The sites differ in the ease with which you can enter and read the information. I like the following site:

trailblazer777 said...

excellent photo! well done on a top class 10,000m, the humidity can be a big issue. better conditions, but most importantly maintaining the training and racing momentum, and that M50 PR/PB should be yours pretty soon. Well done! persist! Remember PRE!

Ali said...

running buddies who make you laugh are priceless. Hang on to them. I lost mine to alcohol and gym memberships. Maybe I'll move to Oz ... I'd have to get fast to run with your bunch.

Ewen said...

Paul, thanks. Now all I need to do is have fun and run M50 PBs ;)

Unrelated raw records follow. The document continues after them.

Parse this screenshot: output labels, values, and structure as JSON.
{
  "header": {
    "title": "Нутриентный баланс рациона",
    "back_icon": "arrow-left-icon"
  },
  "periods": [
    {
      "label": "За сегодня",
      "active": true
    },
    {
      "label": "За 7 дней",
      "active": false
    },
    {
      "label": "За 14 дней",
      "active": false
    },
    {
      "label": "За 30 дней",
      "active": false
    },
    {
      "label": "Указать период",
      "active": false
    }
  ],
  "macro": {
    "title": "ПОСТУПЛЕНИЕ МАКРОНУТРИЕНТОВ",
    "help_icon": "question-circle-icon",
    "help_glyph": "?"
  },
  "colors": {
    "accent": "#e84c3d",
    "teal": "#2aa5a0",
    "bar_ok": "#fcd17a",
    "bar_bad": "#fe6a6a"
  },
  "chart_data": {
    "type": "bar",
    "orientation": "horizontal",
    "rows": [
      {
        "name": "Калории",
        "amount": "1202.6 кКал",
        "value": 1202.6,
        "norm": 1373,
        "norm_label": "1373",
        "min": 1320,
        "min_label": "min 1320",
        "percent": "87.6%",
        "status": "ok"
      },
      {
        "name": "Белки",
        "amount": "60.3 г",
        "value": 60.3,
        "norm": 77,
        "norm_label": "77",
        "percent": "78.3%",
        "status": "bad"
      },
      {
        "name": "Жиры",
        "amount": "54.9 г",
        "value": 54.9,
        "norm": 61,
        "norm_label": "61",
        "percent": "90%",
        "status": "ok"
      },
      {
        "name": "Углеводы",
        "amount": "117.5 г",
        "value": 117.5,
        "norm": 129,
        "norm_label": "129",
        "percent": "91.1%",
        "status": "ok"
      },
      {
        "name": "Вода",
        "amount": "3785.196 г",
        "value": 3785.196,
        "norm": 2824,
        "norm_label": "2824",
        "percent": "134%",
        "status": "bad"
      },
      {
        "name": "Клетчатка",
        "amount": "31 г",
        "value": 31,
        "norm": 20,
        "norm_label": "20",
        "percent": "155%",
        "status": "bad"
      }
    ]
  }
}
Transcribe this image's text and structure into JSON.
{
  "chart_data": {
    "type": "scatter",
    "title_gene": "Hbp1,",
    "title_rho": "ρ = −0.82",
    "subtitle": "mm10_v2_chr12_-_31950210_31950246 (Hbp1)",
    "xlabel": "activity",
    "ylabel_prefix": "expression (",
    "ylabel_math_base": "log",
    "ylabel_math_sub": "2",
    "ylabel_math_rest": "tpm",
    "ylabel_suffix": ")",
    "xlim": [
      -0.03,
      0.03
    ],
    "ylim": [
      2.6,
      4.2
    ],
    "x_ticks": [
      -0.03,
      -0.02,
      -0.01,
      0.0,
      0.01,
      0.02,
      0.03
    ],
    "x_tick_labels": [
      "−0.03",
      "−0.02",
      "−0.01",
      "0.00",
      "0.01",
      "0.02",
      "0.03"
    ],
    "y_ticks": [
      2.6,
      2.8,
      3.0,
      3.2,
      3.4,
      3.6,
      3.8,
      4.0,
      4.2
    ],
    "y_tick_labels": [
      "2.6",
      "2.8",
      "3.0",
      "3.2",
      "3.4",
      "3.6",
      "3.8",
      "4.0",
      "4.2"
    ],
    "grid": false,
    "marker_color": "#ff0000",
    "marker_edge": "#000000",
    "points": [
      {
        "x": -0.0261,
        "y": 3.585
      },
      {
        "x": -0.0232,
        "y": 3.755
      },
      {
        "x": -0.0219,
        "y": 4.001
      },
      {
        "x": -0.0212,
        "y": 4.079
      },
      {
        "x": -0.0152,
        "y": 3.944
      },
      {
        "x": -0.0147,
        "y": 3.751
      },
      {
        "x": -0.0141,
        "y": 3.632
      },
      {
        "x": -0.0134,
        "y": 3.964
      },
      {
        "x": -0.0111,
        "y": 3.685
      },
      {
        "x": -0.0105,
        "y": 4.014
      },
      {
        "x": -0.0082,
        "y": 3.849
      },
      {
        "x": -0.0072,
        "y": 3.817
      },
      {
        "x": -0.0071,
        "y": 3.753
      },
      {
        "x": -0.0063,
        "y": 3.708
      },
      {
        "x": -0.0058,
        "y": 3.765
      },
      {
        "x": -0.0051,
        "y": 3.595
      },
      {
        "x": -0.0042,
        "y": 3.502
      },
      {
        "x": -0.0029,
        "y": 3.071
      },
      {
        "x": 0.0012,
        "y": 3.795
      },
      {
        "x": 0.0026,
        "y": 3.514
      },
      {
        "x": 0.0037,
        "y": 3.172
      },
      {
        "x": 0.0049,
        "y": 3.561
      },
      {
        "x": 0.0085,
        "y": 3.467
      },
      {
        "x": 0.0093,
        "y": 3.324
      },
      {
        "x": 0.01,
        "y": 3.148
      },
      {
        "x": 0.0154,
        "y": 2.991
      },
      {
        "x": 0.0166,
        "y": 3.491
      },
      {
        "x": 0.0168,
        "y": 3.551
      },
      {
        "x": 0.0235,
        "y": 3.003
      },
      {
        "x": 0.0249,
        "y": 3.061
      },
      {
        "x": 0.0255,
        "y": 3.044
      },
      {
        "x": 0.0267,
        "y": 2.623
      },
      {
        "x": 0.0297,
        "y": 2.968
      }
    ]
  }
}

Andrew, you have my sympathy for having never 'enjoyed' racing 10,000 on the track. I'm with you on having fun and doing one's best. Hope to be within a stone's throw of Mike's house in mid-2011.

Canute, I've wondered about wear and tear on the body. The only master I know who's continued at top age-grade level is Steve Moneghetti at 47. Don't know if he'll still be there at 67! I'd love to claw back a few % points over the coming years.

Jojo, yes the page Canute mentioned is good. I also like this one. Note that 800m is a sprint! If you run 2:36:00 at age 39, that's worth 2:33 at "10". I'd say better though, as 10-year-old girls have pretty much the same physical ability as 10-year-old boys (they haven't gained the attributes that make them attractive to 13-year-old boys, and slow them down as teenage runners).

TB thanks! I really want to "run like Pre" in some races this winter - especially the shorter ones.

Ali, you'd fit in well with our bunch - and there's no need for gym memberships in our snow-free climate ;)

Robert James Reese said...

I'm glad to hear you were able to make peace with it. Having fun really is the most important part for us non-elites.

And, I totally agree that the marathon should be a winter olympic sport.

Jaymee said...

Not sure how you pull off a decent 10k in the heat like that--around a track no less. I love the title of this post, and the picture.

Runner Susan said...

The Wiggles are a wee bit scary. Much like me at mile 19 of a marathon.

Your times are great Ewen, for any age. I'd be happy with your speed.

Stephen Lacey said...

I see no reason why we have to enjoy the aging process. I for one am feeling very niggly with the niggles. But there is no point getting angst-ridden either, huh. We do what we can and are grateful for it, but there are still times when we should be able to kick the clods of dirt, I reckon. You'll nail this with some kinder weather, I'm sure.

speedygeoff said...

Runner Susan, you say you would be happy with Ewen's speed, but would you be happy with Ewen's body?

Ewen said...

Robert, one of my goals is to keep having fun - that and not hitting the wall 8 miles into a marathon ;)

Jaymee, I'm not sure either, but give me the cold wind of Spokane any day.

Susan, they are scary - that's why I run behind them ;)

Steve, I'm only angst-ridden because I'll never beat your marathon PB ;) I'll have to arrange a June 10,000 on the track.

Speedygeoff, all I can say to that is I wouldn't be happy with Susan's body, but I wouldn't mind her 400m speed!